Question brief:

A week ago, one of the mysql servers had a hardware failure and went down. We submitted an application to the students who are in charge of this section, and they are responsible for applying to repair this server. After the server was fixed today, they turned it on. The four mysql instances on the server start up automatically after startup and start pulling the binlog of the master library. Due to the long downtime of this server, more logs are lost, and the binlog of the master library is pulled madly, resulting in the network problems of the master library.


Phenomenon:


First of all, we didn’t realize that it was caused by a broken server rebooting the main binlog library, because we didn’t know anything about this server, except that we reported repairing a server a week ago. We don’t know exactly what happened, whether it was fixed or turned on.

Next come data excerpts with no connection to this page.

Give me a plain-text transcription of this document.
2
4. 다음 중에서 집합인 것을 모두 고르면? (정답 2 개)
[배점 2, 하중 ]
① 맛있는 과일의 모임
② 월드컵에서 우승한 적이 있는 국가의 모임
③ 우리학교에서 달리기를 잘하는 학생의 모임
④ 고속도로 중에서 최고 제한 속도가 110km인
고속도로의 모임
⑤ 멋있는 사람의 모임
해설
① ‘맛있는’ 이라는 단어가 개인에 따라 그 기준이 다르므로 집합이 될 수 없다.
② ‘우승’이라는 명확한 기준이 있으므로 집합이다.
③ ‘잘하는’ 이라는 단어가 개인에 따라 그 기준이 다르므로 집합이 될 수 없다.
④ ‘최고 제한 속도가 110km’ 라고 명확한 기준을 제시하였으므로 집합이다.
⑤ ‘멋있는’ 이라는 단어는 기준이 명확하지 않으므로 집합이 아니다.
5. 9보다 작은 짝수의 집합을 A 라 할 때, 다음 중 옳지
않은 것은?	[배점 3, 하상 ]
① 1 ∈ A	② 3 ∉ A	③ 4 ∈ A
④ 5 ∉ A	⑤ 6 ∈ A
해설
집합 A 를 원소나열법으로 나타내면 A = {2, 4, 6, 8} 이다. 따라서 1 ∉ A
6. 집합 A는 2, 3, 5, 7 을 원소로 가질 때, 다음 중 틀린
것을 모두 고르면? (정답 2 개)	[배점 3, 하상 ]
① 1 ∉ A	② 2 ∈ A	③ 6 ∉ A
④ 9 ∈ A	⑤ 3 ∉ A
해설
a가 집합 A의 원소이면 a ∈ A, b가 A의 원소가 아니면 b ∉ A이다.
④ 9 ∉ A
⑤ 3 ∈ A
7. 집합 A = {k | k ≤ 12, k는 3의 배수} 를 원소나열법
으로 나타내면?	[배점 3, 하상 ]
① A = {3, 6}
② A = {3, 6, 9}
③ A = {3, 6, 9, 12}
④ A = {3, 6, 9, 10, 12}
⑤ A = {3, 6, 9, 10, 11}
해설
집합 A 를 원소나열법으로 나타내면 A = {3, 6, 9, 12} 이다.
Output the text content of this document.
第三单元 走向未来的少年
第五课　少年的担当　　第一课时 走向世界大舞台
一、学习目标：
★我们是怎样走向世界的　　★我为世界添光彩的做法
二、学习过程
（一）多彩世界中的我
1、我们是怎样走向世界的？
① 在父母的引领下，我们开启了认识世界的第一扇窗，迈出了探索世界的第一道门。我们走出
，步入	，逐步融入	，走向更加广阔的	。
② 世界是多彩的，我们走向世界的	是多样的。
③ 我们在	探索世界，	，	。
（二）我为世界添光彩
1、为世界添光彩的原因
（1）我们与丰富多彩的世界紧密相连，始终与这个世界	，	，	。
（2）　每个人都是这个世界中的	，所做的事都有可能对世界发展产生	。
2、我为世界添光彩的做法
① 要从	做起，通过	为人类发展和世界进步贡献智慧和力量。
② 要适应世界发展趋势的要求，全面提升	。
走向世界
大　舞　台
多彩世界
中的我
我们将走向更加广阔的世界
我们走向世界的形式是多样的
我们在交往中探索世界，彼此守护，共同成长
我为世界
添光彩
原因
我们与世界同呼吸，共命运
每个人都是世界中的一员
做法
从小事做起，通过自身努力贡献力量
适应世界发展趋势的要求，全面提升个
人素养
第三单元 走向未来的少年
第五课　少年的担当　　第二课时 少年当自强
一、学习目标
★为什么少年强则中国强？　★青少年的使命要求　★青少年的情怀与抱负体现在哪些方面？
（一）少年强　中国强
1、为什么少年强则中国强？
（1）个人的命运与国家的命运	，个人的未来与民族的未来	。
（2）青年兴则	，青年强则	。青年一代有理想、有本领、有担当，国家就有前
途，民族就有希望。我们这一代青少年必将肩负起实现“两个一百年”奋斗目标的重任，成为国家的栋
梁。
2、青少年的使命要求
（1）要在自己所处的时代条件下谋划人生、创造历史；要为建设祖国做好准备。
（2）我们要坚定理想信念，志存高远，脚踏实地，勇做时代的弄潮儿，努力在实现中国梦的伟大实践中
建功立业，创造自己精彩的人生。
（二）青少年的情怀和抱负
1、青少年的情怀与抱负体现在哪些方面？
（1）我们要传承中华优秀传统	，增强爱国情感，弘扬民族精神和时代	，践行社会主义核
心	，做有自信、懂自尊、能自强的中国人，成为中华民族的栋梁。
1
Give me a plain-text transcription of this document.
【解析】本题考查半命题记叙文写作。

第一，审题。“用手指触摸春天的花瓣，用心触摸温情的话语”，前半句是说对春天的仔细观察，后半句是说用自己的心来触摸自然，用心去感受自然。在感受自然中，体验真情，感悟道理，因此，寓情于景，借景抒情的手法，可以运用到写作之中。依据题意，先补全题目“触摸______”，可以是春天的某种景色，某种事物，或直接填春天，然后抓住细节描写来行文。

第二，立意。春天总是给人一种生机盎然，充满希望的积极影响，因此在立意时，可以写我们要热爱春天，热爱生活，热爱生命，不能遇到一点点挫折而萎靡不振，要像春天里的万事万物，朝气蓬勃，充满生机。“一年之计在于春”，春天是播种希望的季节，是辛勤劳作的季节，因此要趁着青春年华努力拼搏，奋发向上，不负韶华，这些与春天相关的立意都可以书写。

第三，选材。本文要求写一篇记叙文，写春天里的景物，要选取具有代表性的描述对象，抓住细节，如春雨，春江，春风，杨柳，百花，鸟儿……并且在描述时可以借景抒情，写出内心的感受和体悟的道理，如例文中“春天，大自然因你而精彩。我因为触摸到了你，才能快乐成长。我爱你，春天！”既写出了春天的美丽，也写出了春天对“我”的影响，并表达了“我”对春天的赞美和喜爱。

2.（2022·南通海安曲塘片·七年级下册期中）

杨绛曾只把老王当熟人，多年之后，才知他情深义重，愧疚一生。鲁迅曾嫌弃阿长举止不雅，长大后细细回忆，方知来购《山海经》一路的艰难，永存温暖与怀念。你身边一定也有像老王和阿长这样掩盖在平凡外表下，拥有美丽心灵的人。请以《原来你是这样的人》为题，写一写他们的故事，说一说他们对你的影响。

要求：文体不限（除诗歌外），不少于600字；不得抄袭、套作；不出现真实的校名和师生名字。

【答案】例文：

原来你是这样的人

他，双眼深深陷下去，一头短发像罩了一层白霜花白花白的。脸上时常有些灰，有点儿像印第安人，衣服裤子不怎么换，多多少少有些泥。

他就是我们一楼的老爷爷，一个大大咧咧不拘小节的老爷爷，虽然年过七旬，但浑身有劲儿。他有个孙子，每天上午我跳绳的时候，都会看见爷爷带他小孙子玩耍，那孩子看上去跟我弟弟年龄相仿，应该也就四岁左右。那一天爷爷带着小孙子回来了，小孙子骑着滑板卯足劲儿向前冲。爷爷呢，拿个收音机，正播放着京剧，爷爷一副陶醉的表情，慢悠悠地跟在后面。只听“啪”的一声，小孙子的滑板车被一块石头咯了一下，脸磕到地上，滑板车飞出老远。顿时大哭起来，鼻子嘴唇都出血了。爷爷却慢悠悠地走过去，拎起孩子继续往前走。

In such a situation, I suddenly heard from a student on the network that there was a machine of mysql with too much network traffic, which made the service feel very slow. It lasted for 17 minutes in total. In fact, there is no much clue.


Screen:


A look at processList, the full log, and the slow log showed no problems.


The monitor shows that the read I/OS of the server during that period increase sharply.

The history of processList shows that the user in the master/slave replication was waiting for NET for a period of time. The IP address of the slave server was found to be the one that broke down a week ago.


Conclusion:

There are 4 instances on this server. After the server is started, the mysql instance starts automatically and starts to pull binlogs to the master database. Each master database generates about 6GB of binlogs per day, and each 4 instances generates about 160 GB of binlogs per week.


Question:

1. When will the broken server be repaired, and when will it be turned on? We have no control over it, do not know, and do not pay attention to it

2. This kind of case is actually a very simple and typical case that may cause influence or failure. We did not alert to this phenomenon in advance. Hence the event

3. Lack of effective monitoring of network traffic


Solutions:

1. For all servers, mysql automatically starts when the server is powered on. After the server is powered on, instances are manually started and slave is stopped. (In this way, if there are many servers, it may be too troublesome, but it is better to record it in this way than to cause an impact)

2. Be aware of the problem and include it in your general knowledge base or workbook to avoid it.